Creating futures with speech pathology

Today marks the first day of Speech Pathology Week within Australia. This important week brings the profession of Speech Pathology into the spotlight and promotes the positive impact that speech pathologists around the country are making to the 1.1 million Australians who have a communication or swallowing disorder. The theme for this week is ‘creating futures’, which is also fitting for me personally, as I come to the end of my degree and am soon to start my future career as a qualified speech pathologist.

Thinking back to where it all began, I first heard about speech pathology from my mum in primary school. I was curious about what the job actually involved and always kept it in the back of my mind as an idea for once I left high school. The thought of pursuing a career which is focused on helping others to communicate sounded very rewarding, so when the time came I put it on my QTAC preferences. Health degrees are no breeze to pass though, so the question is: What made me stick around for the last three-and-a-half years?

Speech pathologists really do make a difference in creating positive futures for those in need. We help to create opportunities for our clients, ones they may never have been possible without our care, skills and support. I had no idea, on commencing the degree, that we would be supporting clients through all stages of their lives – from the day they are born, to the day they pass away. During my degree, I have walked the halls of hospitals assessing peoples swallowing, travelled hours to visit rural schools to assist children with language and literacy difficulties, assisted people around the country via telerehabilitation, and taught people to find their voice again after Parkinson’s disease took it away. Speech pathologists give those who previously did not have a voice the chance to speak up and express their mind.

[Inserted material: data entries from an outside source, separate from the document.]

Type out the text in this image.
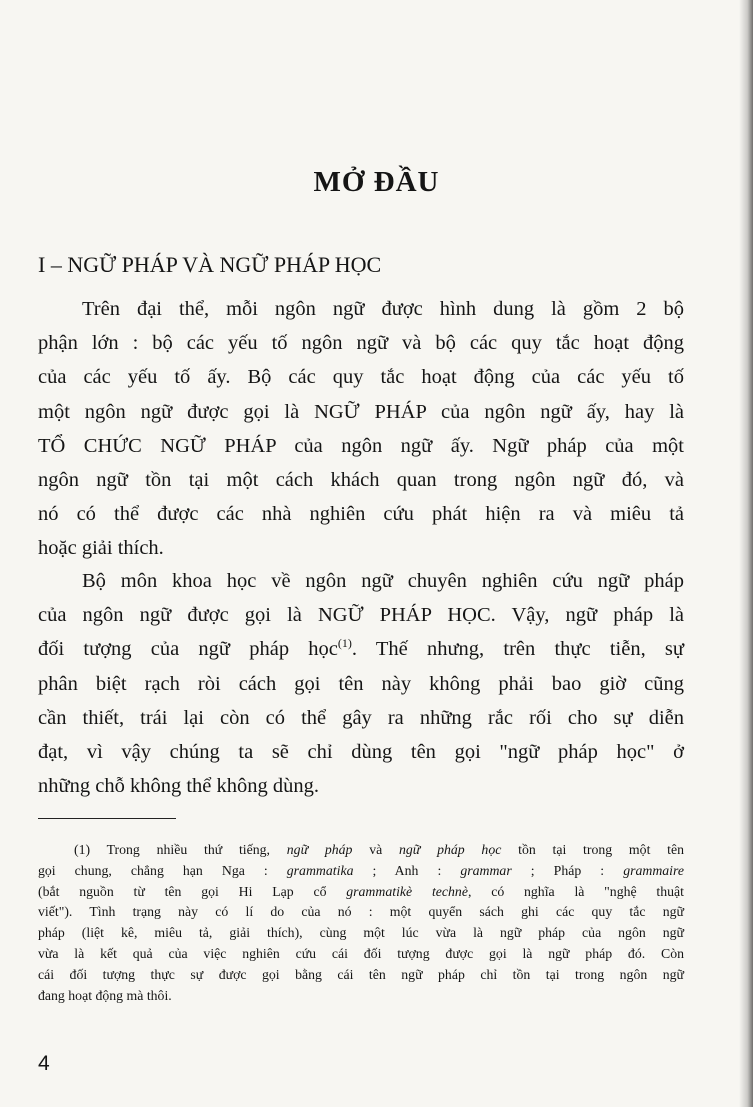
MỞ ĐẦU
I – NGỮ PHÁP VÀ NGỮ PHÁP HỌC
Trên đại thể, mỗi ngôn ngữ được hình dung là gồm 2 bộ
phận lớn : bộ các yếu tố ngôn ngữ và bộ các quy tắc hoạt động
của các yếu tố ấy. Bộ các quy tắc hoạt động của các yếu tố
một ngôn ngữ được gọi là NGỮ PHÁP của ngôn ngữ ấy, hay là
TỔ CHỨC NGỮ PHÁP của ngôn ngữ ấy. Ngữ pháp của một
ngôn ngữ tồn tại một cách khách quan trong ngôn ngữ đó, và
nó có thể được các nhà nghiên cứu phát hiện ra và miêu tả
hoặc giải thích.
Bộ môn khoa học về ngôn ngữ chuyên nghiên cứu ngữ pháp
của ngôn ngữ được gọi là NGỮ PHÁP HỌC. Vậy, ngữ pháp là
đối tượng của ngữ pháp học$^{(1)}$. Thế nhưng, trên thực tiễn, sự
phân biệt rạch ròi cách gọi tên này không phải bao giờ cũng
cần thiết, trái lại còn có thể gây ra những rắc rối cho sự diễn
đạt, vì vậy chúng ta sẽ chỉ dùng tên gọi "ngữ pháp học" ở
những chỗ không thể không dùng.
(1) Trong nhiều thứ tiếng, ngữ pháp và ngữ pháp học tồn tại trong một tên
gọi chung, chẳng hạn Nga : grammatika ; Anh : grammar ; Pháp : grammaire
(bắt nguồn từ tên gọi Hi Lạp cổ grammatikè technè, có nghĩa là "nghệ thuật
viết"). Tình trạng này có lí do của nó : một quyển sách ghi các quy tắc ngữ
pháp (liệt kê, miêu tả, giải thích), cùng một lúc vừa là ngữ pháp của ngôn ngữ
vừa là kết quả của việc nghiên cứu cái đối tượng được gọi là ngữ pháp đó. Còn
cái đối tượng thực sự được gọi bằng cái tên ngữ pháp chỉ tồn tại trong ngôn ngữ
đang hoạt động mà thôi.
4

Advocacy for speech pathology as a profession is what this week is all about, and something I am extremely passionate about. If I had a dollar for every time someone asked me “What’s speech pathology?” or “Do you only help kids who stutter or have a lisp?” I assure you I would be able to pay off my HECS debt in one go! Our profession has a lot of room for growth in community awareness, however, this provides each of us (professionals) with the opportunity to spread the news of our great stories and positive impacts we are making. It’s our responsibility as speech pathologists and speech pathology students to educate the community and to advocate for the profession. That is why I volunteer time each week to the project, Humans of Speech Pathology and Audiology, or as it’s better known inside UQ as, HOSPA.

HOSPA is an initiative started by a previously graduated Masters student as a part of the Speech Pathology and Audiology Students Association. It aims to share the stories of speech pathology and audiology to the wider staff and students at UQ and also our local community.

Speech Pathology has not only helped to create my future but, as I graduate and work professionally I hope to help many people and to positively enhance their lives. When my friends ask me “What has been the best part of your degree?” I can’t simply answer with one single experience or comment. To me, speech pathology is no longer a career choice or something I thought might be interesting - it is my passion.


About the author...

Hi, I'm Claire, a current fourth year speech pathology student. I grew up in Gatton and would love to one day work in a rural/regional hospital when I graduate. Alongside my studies, I also volunteer at the Mater Hospital and am a UQ student representative for the Speech Pathology Australia Queensland branch.